Remote work amplifies specific credential management problems. The physical security perimeter of an office doesn't exist. Employees work across devices — personal laptops, home computers, work-issued phones — that may not have consistent security configurations. Contractors join and leave projects without going through traditional IT onboarding. The Wi-Fi network is an unknown home router rather than a monitored corporate network.

A password manager in a remote work context needs to handle more than personal credential storage. It needs to support controlled access sharing, work cleanly across devices the employee manages themselves, and integrate with the identity infrastructure the organisation already has.

Quick answer

Small remote team that needs shared service accounts

Bitwarden Teams — collection-based sharing, admin access revocation, $4/user/month

You have contractors who need temporary credential access

Keeper — One-Time Share provides time-limited external access without requiring a Keeper account

Your org uses Okta, Azure AD, or Google Workspace for SSO

Bitwarden Enterprise or Keeper Enterprise — SAML SSO integration with all major identity providers

When it matters

  • Device sprawl — employees use personal and work devices interchangeably.
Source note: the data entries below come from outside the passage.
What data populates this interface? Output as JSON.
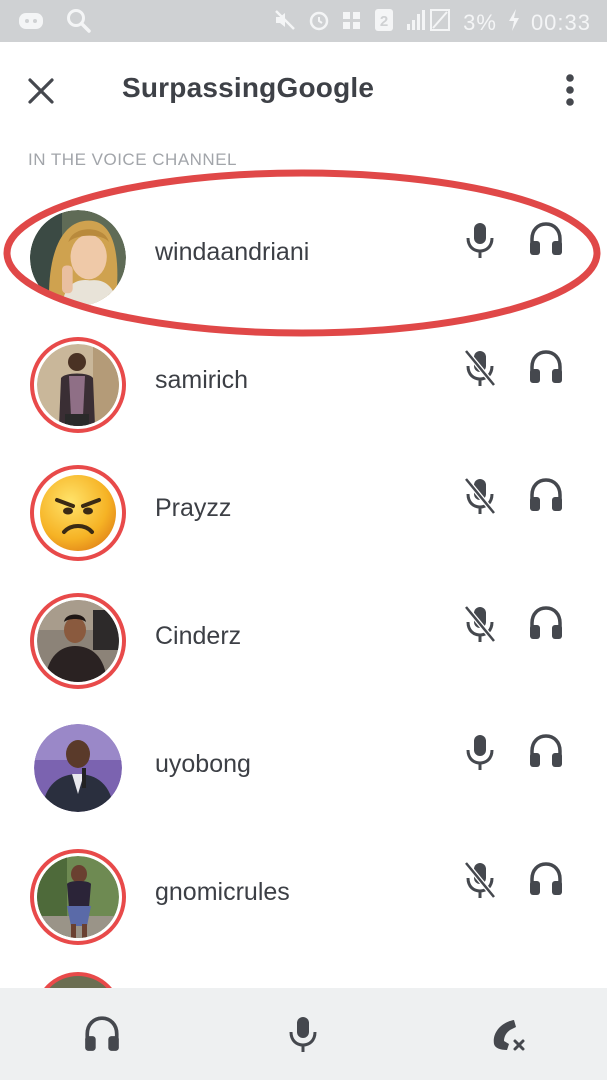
{
  "status_bar": {
    "battery": "3%",
    "time": "00:33",
    "sim": "2"
  },
  "header": {
    "title": "SurpassingGoogle",
    "close_icon": "close-icon",
    "more_icon": "more-vertical-icon"
  },
  "section_label": "IN THE VOICE CHANNEL",
  "users": [
    {
      "name": "windaandriani",
      "muted": false,
      "speaking": false,
      "highlighted": true
    },
    {
      "name": "samirich",
      "muted": true,
      "speaking": true
    },
    {
      "name": "Prayzz",
      "muted": true,
      "speaking": true
    },
    {
      "name": "Cinderz",
      "muted": true,
      "speaking": true
    },
    {
      "name": "uyobong",
      "muted": false,
      "speaking": false
    },
    {
      "name": "gnomicrules",
      "muted": true,
      "speaking": true
    }
  ],
  "bottom_bar": {
    "deafen_icon": "headphones-icon",
    "mute_icon": "microphone-icon",
    "disconnect_icon": "hang-up-icon"
  },
  "colors": {
    "speaking_ring": "#e84a4a",
    "highlight_annotation": "#e04848",
    "icon_dark": "#45484e",
    "status_bar_bg": "#cfd1d3",
    "bottom_bar_bg": "#eef0f1"
  }
}
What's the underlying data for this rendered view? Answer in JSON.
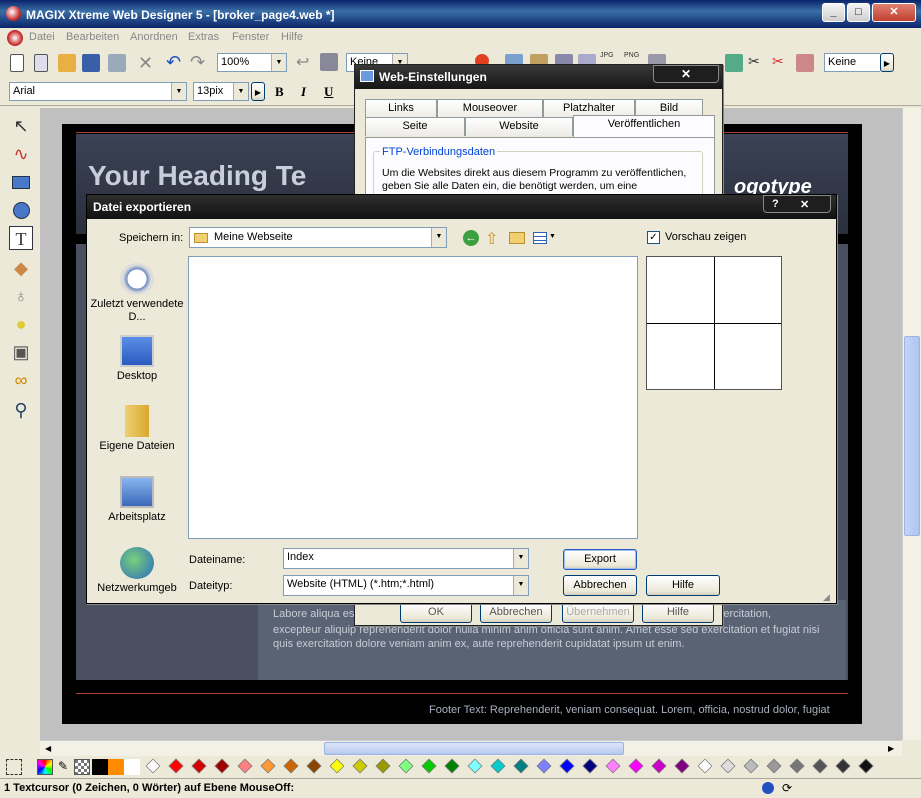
{
  "window": {
    "title": "MAGIX Xtreme Web Designer 5 - [broker_page4.web *]"
  },
  "menu": [
    "Datei",
    "Bearbeiten",
    "Anordnen",
    "Extras",
    "Fenster",
    "Hilfe"
  ],
  "toolbar": {
    "zoom": "100%",
    "layer_select": "Keine",
    "right_select": "Keine",
    "font": "Arial",
    "size": "13pix",
    "bold": "B",
    "italic": "I",
    "underline": "U"
  },
  "page": {
    "heading": "Your Heading Te",
    "logo": "ogotype",
    "body_text": [
      "Labore aliqua es",
      "sse ea. Exercitation,",
      "excepteur aliquip reprehenderit dolor nulla minim anim officia sunt anim. Amet esse sed exercitation et fugiat nisi",
      "quis exercitation dolore veniam anim ex, aute reprehenderit cupidatat ipsum ut enim."
    ],
    "footer": "Footer Text: Reprehenderit, veniam consequat. Lorem, officia, nostrud dolor, fugiat"
  },
  "web_settings": {
    "title": "Web-Einstellungen",
    "tabs_row1": [
      "Links",
      "Mouseover",
      "Platzhalter",
      "Bild"
    ],
    "tabs_row2": [
      "Seite",
      "Website",
      "Veröffentlichen"
    ],
    "group_title": "FTP-Verbindungsdaten",
    "description": [
      "Um die Websites direkt aus diesem Programm zu veröffentlichen,",
      "geben Sie alle Daten ein, die benötigt werden, um eine"
    ],
    "buttons": [
      "OK",
      "Abbrechen",
      "Übernehmen",
      "Hilfe"
    ]
  },
  "export_dialog": {
    "title": "Datei exportieren",
    "save_in_label": "Speichern in:",
    "save_in_value": "Meine Webseite",
    "preview_label": "Vorschau zeigen",
    "places": [
      "Zuletzt verwendete D...",
      "Desktop",
      "Eigene Dateien",
      "Arbeitsplatz",
      "Netzwerkumgeb"
    ],
    "filename_label": "Dateiname:",
    "filename_value": "Index",
    "filetype_label": "Dateityp:",
    "filetype_value": "Website (HTML) (*.htm;*.html)",
    "export_btn": "Export",
    "cancel_btn": "Abbrechen",
    "help_btn": "Hilfe",
    "help_q": "?",
    "close_x": "✕"
  },
  "status": {
    "text": "1 Textcursor (0 Zeichen, 0 Wörter) auf Ebene MouseOff:"
  },
  "palette": [
    "#ffffff",
    "#ff0000",
    "#d40000",
    "#a00000",
    "#ff8080",
    "#ff9933",
    "#cc6600",
    "#884400",
    "#ffff00",
    "#cccc00",
    "#999900",
    "#80ff80",
    "#00cc00",
    "#008000",
    "#80ffff",
    "#00cccc",
    "#008080",
    "#8080ff",
    "#0000ff",
    "#000080",
    "#ff80ff",
    "#ff00ff",
    "#cc00cc",
    "#800080",
    "#ffffff",
    "#dddddd",
    "#bbbbbb",
    "#999999",
    "#777777",
    "#555555",
    "#333333",
    "#111111"
  ]
}
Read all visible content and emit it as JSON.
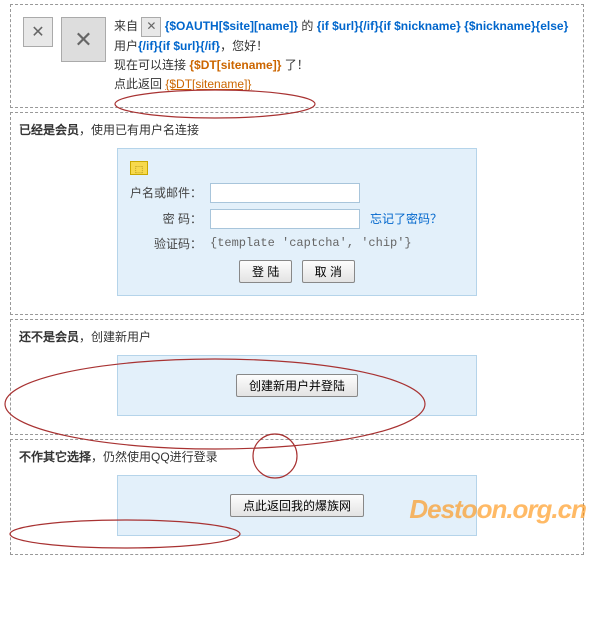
{
  "top": {
    "prefix": "来自",
    "oauth_name": "{$OAUTH[$site][name]}",
    "de": " 的 ",
    "if_url1": "{if $url}",
    "endif1": "{/if}",
    "if_nick": "{if $nickname}",
    "nick": "{$nickname}",
    "else": "{else}",
    "user_label": "用户",
    "endif2": "{/if}",
    "if_url2": "{if $url}",
    "endif3": "{/if}",
    "greet": "，您好！",
    "now_connect": "现在可以连接",
    "sitename": "{$DT[sitename]}",
    "le": "了！",
    "return_prefix": "点此返回",
    "return_site": "{$DT[sitename]}"
  },
  "member": {
    "title": "已经是会员",
    "subtitle": "，使用已有用户名连接",
    "username_label": "户名或邮件：",
    "password_label": "密 码：",
    "forgot": "忘记了密码？",
    "captcha_label": "验证码：",
    "captcha_tpl": "{template 'captcha', 'chip'}",
    "login_btn": "登 陆",
    "cancel_btn": "取 消"
  },
  "newuser": {
    "title": "还不是会员",
    "subtitle": "，创建新用户",
    "create_btn": "创建新用户并登陆"
  },
  "qq": {
    "title": "不作其它选择",
    "subtitle": "，仍然使用QQ进行登录",
    "return_btn": "点此返回我的爆族网"
  },
  "watermark": "Destoon.org.cn"
}
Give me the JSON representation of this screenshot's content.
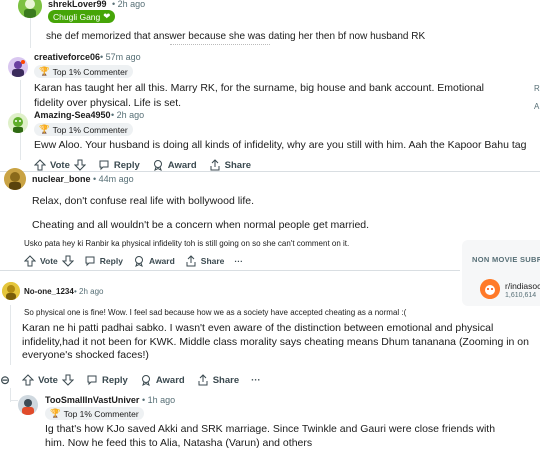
{
  "colors": {
    "accent": "#46a508",
    "text": "#1c1c1c",
    "meta": "#576f76",
    "orange": "#ff4500"
  },
  "comments": [
    {
      "user": "shrekLover99",
      "time": "• 2h ago",
      "flair": "Chugli Gang",
      "flair_icon": "heart-icon",
      "text": "she def memorized that answer because she was dating her then bf now husband RK"
    },
    {
      "user": "creativeforce06",
      "time": "• 57m ago",
      "flair": "Top 1% Commenter",
      "flair_icon": "trophy-icon",
      "text": "Karan has taught her all this. Marry RK, for the surname, big house and bank account. Emotional fidelity over physical. Life is set."
    },
    {
      "user": "Amazing-Sea4950",
      "time": "• 2h ago",
      "flair": "Top 1% Commenter",
      "flair_icon": "trophy-icon",
      "text": "Eww Aloo. Your husband is doing all kinds of infidelity, why are you still with him. Aah the Kapoor Bahu tag",
      "actions": {
        "vote": "Vote",
        "reply": "Reply",
        "award": "Award",
        "share": "Share"
      }
    },
    {
      "user": "nuclear_bone",
      "time": "• 44m ago",
      "text1": "Relax, don't confuse real life with bollywood life.",
      "text2": "Cheating and all wouldn't be a concern when normal people get married.",
      "text3": "Usko pata hey ki Ranbir ka physical infidelity toh is still going on so she can't comment on it.",
      "actions": {
        "vote": "Vote",
        "reply": "Reply",
        "award": "Award",
        "share": "Share",
        "more": "···"
      }
    },
    {
      "user": "No-one_1234",
      "time": "• 2h ago",
      "text1": "So physical one is fine! Wow. I feel sad because how we as a society have accepted cheating as a normal :(",
      "text2": "Karan ne hi patti padhai sabko. I wasn't even aware of the distinction between emotional and physical infidelity,had it not been for KWK. Middle class morality says cheating means Dhum tananana (Zooming in on everyone's shocked faces!)",
      "actions": {
        "collapse": "⊖",
        "vote": "Vote",
        "reply": "Reply",
        "award": "Award",
        "share": "Share",
        "more": "···"
      }
    },
    {
      "user": "TooSmallInVastUniver",
      "time": "• 1h ago",
      "flair": "Top 1% Commenter",
      "flair_icon": "trophy-icon",
      "text": "Ig that's how KJo saved Akki and SRK marriage. Since Twinkle and Gauri were close friends with him. Now he feed this to Alia, Natasha (Varun) and others"
    }
  ],
  "sidebar": {
    "heading": "NON MOVIE SUBRE",
    "community": "r/indiasoc",
    "members": "1,610,614",
    "right_fragments": [
      "R",
      "A"
    ]
  }
}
A password manager with cross-device sync ensures credentials are accessible regardless of which device is in use
  • Contractor access management — temporary collaborators need access to specific service accounts without getting full vault access. Keeper's One-Time Share and Bitwarden's collection permissions both address this
  • Offboarding velocity — when a remote employee leaves, their access needs to be revoked across all shared credentials immediately. Admin-controlled access revocation in the vault is part of this, alongside credential rotation
  • No IT presence — remote employees troubleshoot their own credential issues. Emergency access and clear recovery paths reduce the IT support burden

When it fails

  • Shared credential rotation after offboarding — removing access in the vault doesn't change the credential. Shared passwords need to be rotated when someone who knew them leaves
  • Personal device management — employees using personal devices for work create a vault that mixes personal and work credentials; clear separation between personal vault and work vault/collections is important
  • Home network security — a password manager doesn't compensate for other home network vulnerabilities; it is one layer of a remote work security posture

How providers fit

Bitwarden fits remote teams that value open-source transparency and self-hosting as an option. Teams plan at $4/user/month handles collection-based sharing and admin management for most small remote team use cases. Enterprise adds SAML SSO and SCIM at $6/user/month.
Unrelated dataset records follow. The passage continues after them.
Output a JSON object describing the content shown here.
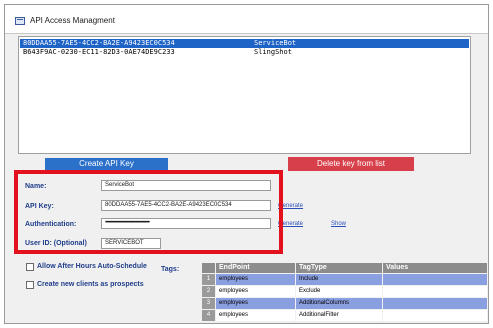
{
  "window": {
    "title": "API Access Managment"
  },
  "key_list": {
    "rows": [
      {
        "id": "80DDAA55-7AE5-4CC2-BA2E-A9423EC0C534",
        "name": "ServiceBot",
        "selected": true
      },
      {
        "id": "B643F9AC-0230-EC11-82D3-0AE74DE9C233",
        "name": "SlingShot",
        "selected": false
      }
    ]
  },
  "buttons": {
    "create": "Create API Key",
    "delete": "Delete key from list"
  },
  "form": {
    "name_label": "Name:",
    "name_value": "ServiceBot",
    "api_key_label": "API Key:",
    "api_key_value": "80DDAA55-7AE5-4CC2-BA2E-A9423EC0C534",
    "auth_label": "Authentication:",
    "auth_value": "••••••••••••••••••••••••••••••••••••••••",
    "user_id_label": "User ID: (Optional)",
    "user_id_value": "SERVICEBOT",
    "generate_link_1": "Generate",
    "generate_link_2": "Generate",
    "show_link": "Show"
  },
  "options": {
    "after_hours": "Allow After Hours Auto-Schedule",
    "new_clients": "Create new clients as prospects"
  },
  "tags": {
    "label": "Tags:",
    "columns": [
      "EndPoint",
      "TagType",
      "Values"
    ],
    "rows": [
      {
        "num": "1",
        "endpoint": "employees",
        "tagtype": "Include",
        "values": ""
      },
      {
        "num": "2",
        "endpoint": "employees",
        "tagtype": "Exclude",
        "values": ""
      },
      {
        "num": "3",
        "endpoint": "employees",
        "tagtype": "AdditionalColumns",
        "values": ""
      },
      {
        "num": "4",
        "endpoint": "employees",
        "tagtype": "AdditionalFilter",
        "values": ""
      }
    ]
  },
  "colors": {
    "selection": "#1e63c6",
    "create_button": "#2b70c9",
    "delete_button": "#d7404a",
    "highlight_box": "#e2111d",
    "label_text": "#1f3d8a"
  }
}
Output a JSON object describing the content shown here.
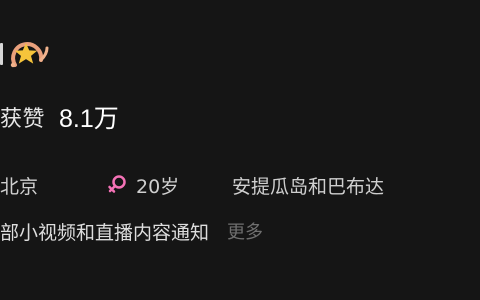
{
  "profile": {
    "likes_label": "获赞",
    "likes_value": "8.1万",
    "location": "北京",
    "age": "20岁",
    "place": "安提瓜岛和巴布达",
    "notice_text": "部小视频和直播内容通知",
    "more_label": "更多"
  },
  "icons": {
    "badge": "star-badge-icon",
    "gender": "female-icon"
  },
  "colors": {
    "background": "#151515",
    "primary_text": "#ffffff",
    "secondary_text": "#cfcfcf",
    "muted_text": "#6f6f6f",
    "female_accent": "#f472b6",
    "badge_star": "#f6c43b",
    "badge_ring": "#e9a07c"
  }
}
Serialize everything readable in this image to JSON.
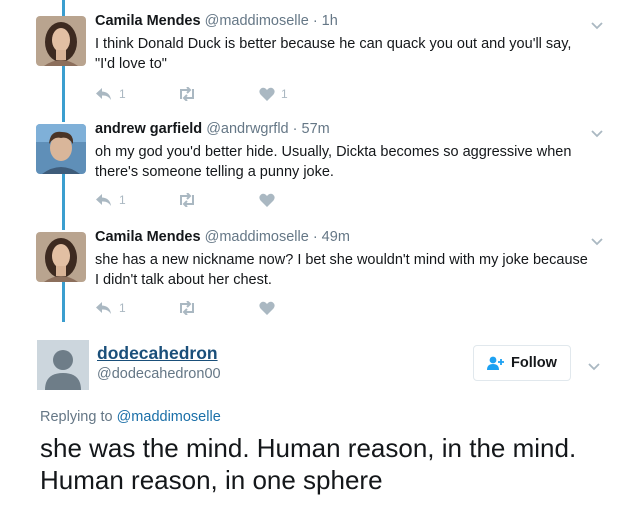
{
  "colors": {
    "thread_line": "#3b9ecf",
    "link": "#1a6fa8",
    "muted": "#657786",
    "action_icon": "#aab8c2"
  },
  "tweets": [
    {
      "name": "Camila Mendes",
      "handle": "@maddimoselle",
      "time": "· 1h",
      "text": "I think Donald Duck is better because he can quack you out and you'll say, \"I'd love to\"",
      "reply_count": "1",
      "like_count": "1",
      "avatar": "woman-portrait"
    },
    {
      "name": "andrew garfield",
      "handle": "@andrwgrfld",
      "time": "· 57m",
      "text": "oh my god you'd better hide. Usually, Dickta becomes so aggressive when there's someone telling a punny joke.",
      "reply_count": "1",
      "like_count": "",
      "avatar": "man-portrait"
    },
    {
      "name": "Camila Mendes",
      "handle": "@maddimoselle",
      "time": "· 49m",
      "text": "she has a new nickname now? I bet she wouldn't mind with my joke because I didn't talk about her chest.",
      "reply_count": "1",
      "like_count": "",
      "avatar": "woman-portrait"
    }
  ],
  "main": {
    "name": "dodecahedron",
    "handle": "@dodecahedron00",
    "follow_label": "Follow",
    "replying_prefix": "Replying to",
    "replying_to": "@maddimoselle",
    "text": "she was the mind.  Human reason, in the mind.  Human reason, in one sphere"
  }
}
Keeper fits remote teams with contractors or regulated environments. One-Time Share solves the contractor credential access problem without requiring contractor accounts. Secrets Manager handles developer infrastructure credentials. FedRAMP authorization is available for regulated sectors.

Dashlane fits remote teams where employee adoption is the biggest challenge. Reliable autofill reduces friction for non-technical remote workers. Dark web monitoring for all seats gives IT visibility into credential exposure across the remote workforce.

Bottom line

Bitwarden for price-conscious remote teams who want open-source infrastructure. Keeper for teams with contractors, developer secrets management, or compliance requirements. Dashlane for employee-experience-first deployments. Set up offboarding procedures — including credential rotation — before you need them.